Over New Year’s, I got to talking about resolutions with a few of my friends. I’m not in the habit of making resolutions, because I inevitably fail at them. But one person pointed out that it’s better not to make the same resolutions every year, especially if you’ve gotten stuck in a cycle of falling short every time. Instead, let each year be a chance to make new mistakes, rather than rehashing the old ones.
One thing I’m really good at, though, is rehashing old mistakes. I suspect some of you know the feeling: you go over the same errors over and over, not letting them go, to the point that you’ve convinced yourself that they’re the natural result of your endeavors. It’s a common spiral, and not one that helps anything. With stories it’s even easier: I know there are certain flaws that I’m susceptible to, and even though I’m alert to them, that doesn’t keep them from showing up. So it’s very easy to run into something when I’m revising and say “oh, hell, it’s that again, I always screw that up” and then get stuck on that point.
So here’s a simple resolution for the new year, as a writer and as a reader: I want to screw up in different ways this time around. I’m going to screw up somehow — no story is perfect, no approach will solve everything — but I’d much rather do so in a different manner each time. I’m fully confident that the errors in Wild Hunt are much different from the errors in Spiral Hunt, and I can already tell that the current draft has different flaws. Of course, this means that I’m on unfamiliar ground every time I confront these flaws, but I think I’d rather deal with new problems than the same damn lost cause.
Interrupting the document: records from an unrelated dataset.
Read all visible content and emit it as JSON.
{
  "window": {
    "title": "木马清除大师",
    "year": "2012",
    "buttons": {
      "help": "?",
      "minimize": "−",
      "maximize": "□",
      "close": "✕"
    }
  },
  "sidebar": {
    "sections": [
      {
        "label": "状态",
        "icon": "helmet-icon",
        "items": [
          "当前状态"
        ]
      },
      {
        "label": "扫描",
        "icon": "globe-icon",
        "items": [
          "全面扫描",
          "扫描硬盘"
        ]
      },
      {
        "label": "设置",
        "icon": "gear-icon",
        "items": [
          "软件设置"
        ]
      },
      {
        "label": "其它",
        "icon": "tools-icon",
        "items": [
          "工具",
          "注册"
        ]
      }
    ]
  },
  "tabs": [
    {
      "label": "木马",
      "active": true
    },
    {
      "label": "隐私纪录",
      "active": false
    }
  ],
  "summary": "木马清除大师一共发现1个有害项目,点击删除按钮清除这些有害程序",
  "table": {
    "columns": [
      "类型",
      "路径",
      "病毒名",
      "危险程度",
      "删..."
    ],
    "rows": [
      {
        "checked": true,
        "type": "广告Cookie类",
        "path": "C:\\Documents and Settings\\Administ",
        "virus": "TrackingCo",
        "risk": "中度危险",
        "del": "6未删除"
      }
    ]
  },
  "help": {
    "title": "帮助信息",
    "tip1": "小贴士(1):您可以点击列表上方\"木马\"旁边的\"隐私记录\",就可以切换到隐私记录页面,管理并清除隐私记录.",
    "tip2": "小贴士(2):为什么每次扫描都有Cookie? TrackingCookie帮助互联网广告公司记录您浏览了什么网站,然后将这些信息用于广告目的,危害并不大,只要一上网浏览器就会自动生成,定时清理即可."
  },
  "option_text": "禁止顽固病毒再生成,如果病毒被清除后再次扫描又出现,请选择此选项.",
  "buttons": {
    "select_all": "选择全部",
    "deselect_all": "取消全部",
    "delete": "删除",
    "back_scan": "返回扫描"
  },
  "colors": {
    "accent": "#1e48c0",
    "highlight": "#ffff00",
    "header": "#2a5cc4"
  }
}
Judging by my experiences on New Year’s Eve, I’m well on my way to making new mistakes already. (Although I think I can do without the “raving about plot points in between periods of barfing” part of it.) And given that I’m writing this in my PJs while home sick with a nasty head cold, I’ve already avoided one of my usual mistakes, which is denying that I’m sick until I have to be bundled up and carried out the door.